Don't skip the test. Sending your first invoice "blind" is how you find out four hours later that your SMTP credentials had a typo.

Common mistakes

  • Using Built-in for high volume. You'll hit the rate limit, mail will queue or fail silently, and customers won't get their invoices. Move to Custom SMTP before this becomes a problem.
  • Setting up SMTP without verifying with a test send. Your real customers shouldn't be the ones who find out it's broken.
  • Skipping SPF/DKIM/DMARC. Your mail goes to spam, and the cause is your DNS — not Gmail being unfair. See Email deliverability — fixing 'going to spam' issues.
  • Using your personal Gmail.

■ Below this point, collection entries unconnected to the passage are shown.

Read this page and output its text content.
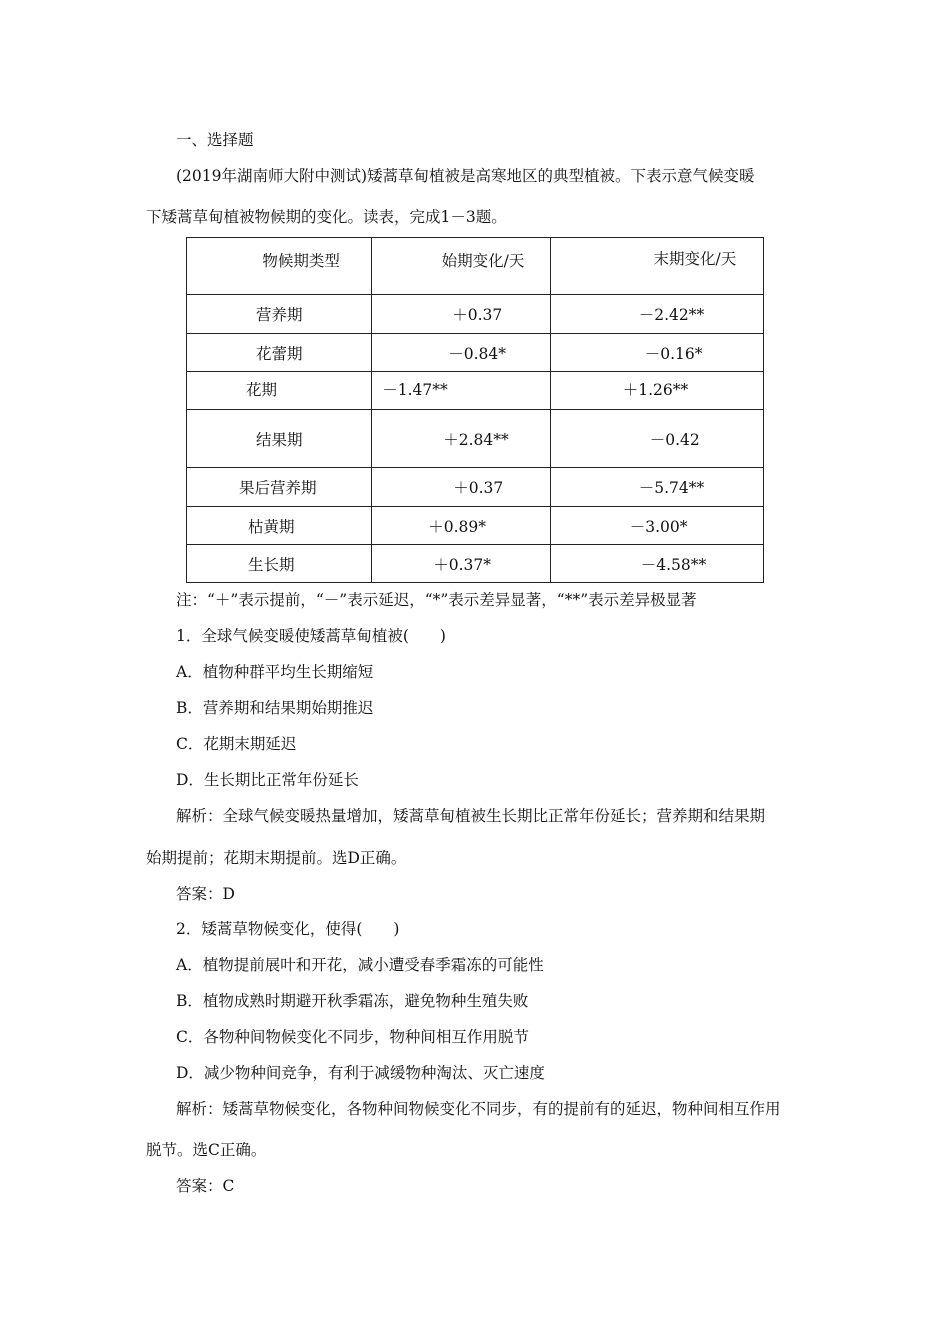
一、选择题
(2019年湖南师大附中测试)矮蒿草甸植被是高寒地区的典型植被。下表示意气候变暖
下矮蒿草甸植被物候期的变化。读表，完成1－3题。
物候期类型	始期变化/天	末期变化/天

营养期	＋0.37	－2.42**

花蕾期	－0.84*	－0.16*

花期	－1.47**	＋1.26**

结果期	＋2.84**	－0.42

果后营养期	＋0.37	－5.74**

枯黄期	＋0.89*	－3.00*

生长期	＋0.37*	－4.58**
注：“＋”表示提前，“－”表示延迟，“*”表示差异显著，“**”表示差异极显著
1．全球气候变暖使矮蒿草甸植被(　　)
A．植物种群平均生长期缩短
B．营养期和结果期始期推迟
C．花期末期延迟
D．生长期比正常年份延长
解析：全球气候变暖热量增加，矮蒿草甸植被生长期比正常年份延长；营养期和结果期
始期提前；花期末期提前。选D正确。
答案：D
2．矮蒿草物候变化，使得(　　)
A．植物提前展叶和开花，减小遭受春季霜冻的可能性
B．植物成熟时期避开秋季霜冻，避免物种生殖失败
C．各物种间物候变化不同步，物种间相互作用脱节
D．减少物种间竞争，有利于减缓物种淘汰、灭亡速度
解析：矮蒿草物候变化，各物种间物候变化不同步，有的提前有的延迟，物种间相互作用
脱节。选C正确。
答案：C
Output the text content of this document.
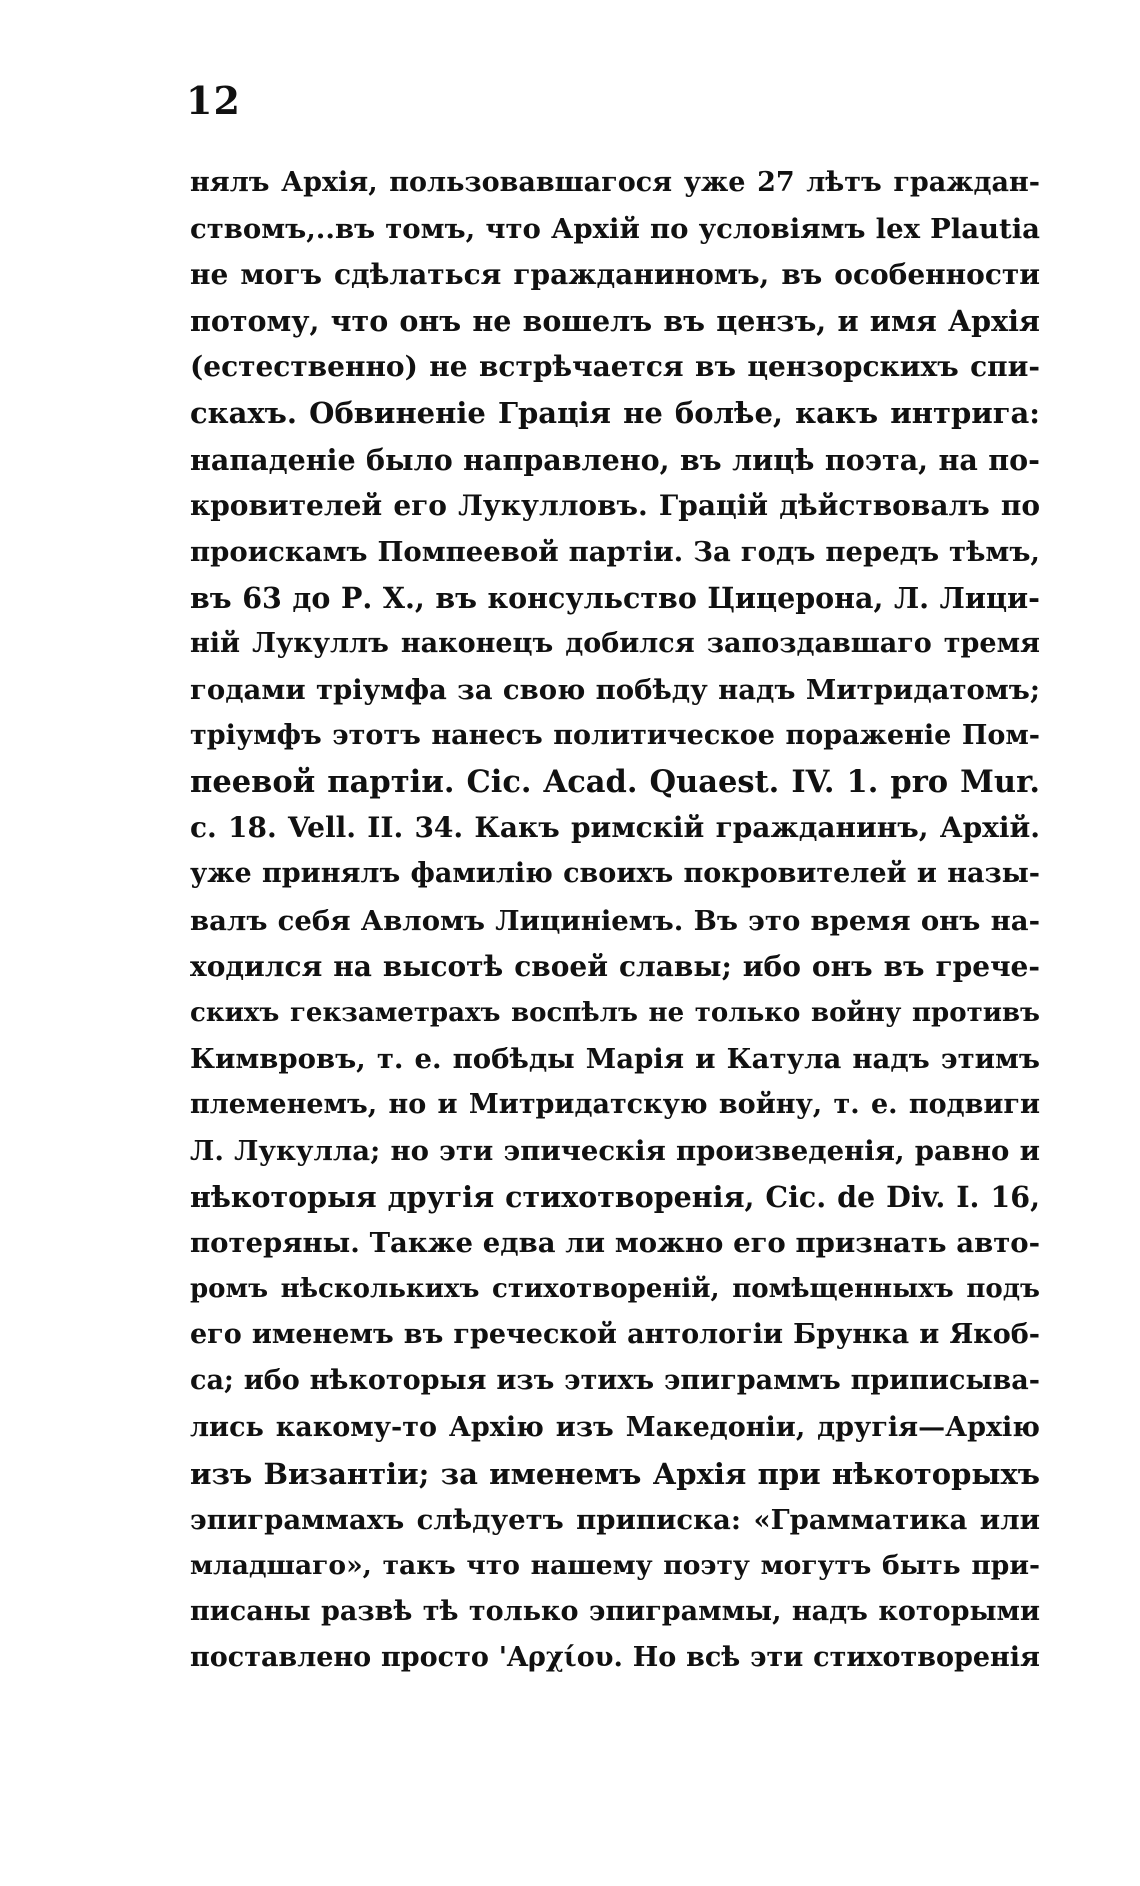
12
нялъ Архія, пользовавшагося уже 27 лѣтъ граждан-
ствомъ,..въ томъ, что Архій по условіямъ lex Plautia
не могъ сдѣлаться гражданиномъ, въ особенности
потому, что онъ не вошелъ въ цензъ, и имя Архія
(естественно) не встрѣчается въ цензорскихъ спи-
скахъ. Обвиненіе Грація не болѣе, какъ интрига:
нападеніе было направлено, въ лицѣ поэта, на по-
кровителей его Лукулловъ. Грацій дѣйствовалъ по
проискамъ Помпеевой партіи. За годъ передъ тѣмъ,
въ 63 до Р. Х., въ консульство Цицерона, Л. Лици-
ній Лукуллъ наконецъ добился запоздавшаго тремя
годами тріумфа за свою побѣду надъ Митридатомъ;
тріумфъ этотъ нанесъ политическое пораженіе Пом-
пеевой партіи. Cic. Acad. Quaest. IV. 1. pro Mur.
c. 18. Vell. II. 34. Какъ римскій гражданинъ, Архій.
уже принялъ фамилію своихъ покровителей и назы-
валъ себя Авломъ Лициніемъ. Въ это время онъ на-
ходился на высотѣ своей славы; ибо онъ въ грече-
скихъ гекзаметрахъ воспѣлъ не только войну противъ
Кимвровъ, т. е. побѣды Марія и Катула надъ этимъ
племенемъ, но и Митридатскую войну, т. е. подвиги
Л. Лукулла; но эти эпическія произведенія, равно и
нѣкоторыя другія стихотворенія, Cic. de Div. I. 16,
потеряны. Также едва ли можно его признать авто-
ромъ нѣсколькихъ стихотвореній, помѣщенныхъ подъ
его именемъ въ греческой антологіи Брунка и Якоб-
са; ибо нѣкоторыя изъ этихъ эпиграммъ приписыва-
лись какому-то Архію изъ Македоніи, другія—Архію
изъ Византіи; за именемъ Архія при нѣкоторыхъ
эпиграммахъ слѣдуетъ приписка: «Грамматика или
младшаго», такъ что нашему поэту могутъ быть при-
писаны развѣ тѣ только эпиграммы, надъ которыми
поставлено просто 'Αρχίου. Но всѣ эти стихотворенія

Personal Gmail has tight rate limits and will flag third-party SMTP logins as suspicious activity. If you're using Gmail, use Google Workspace (the paid business version), not personal @gmail.com.
  • Not monitoring the Reply-To inbox. Customers reply to invoices ("Can I pay this in two installments?") and the reply lands in an inbox nobody checks. They get frustrated, and you don't even find out.
  • Confusing From and Reply-To. Most businesses want both to point at a real, monitored mailbox. Don't use a no-reply From unless you genuinely don't want customer replies.
  • Forgetting to update credentials when you rotate the password. Mail abruptly stops sending. Check the Email Configuration screen for the "last successful send" timestamp if you suspect this.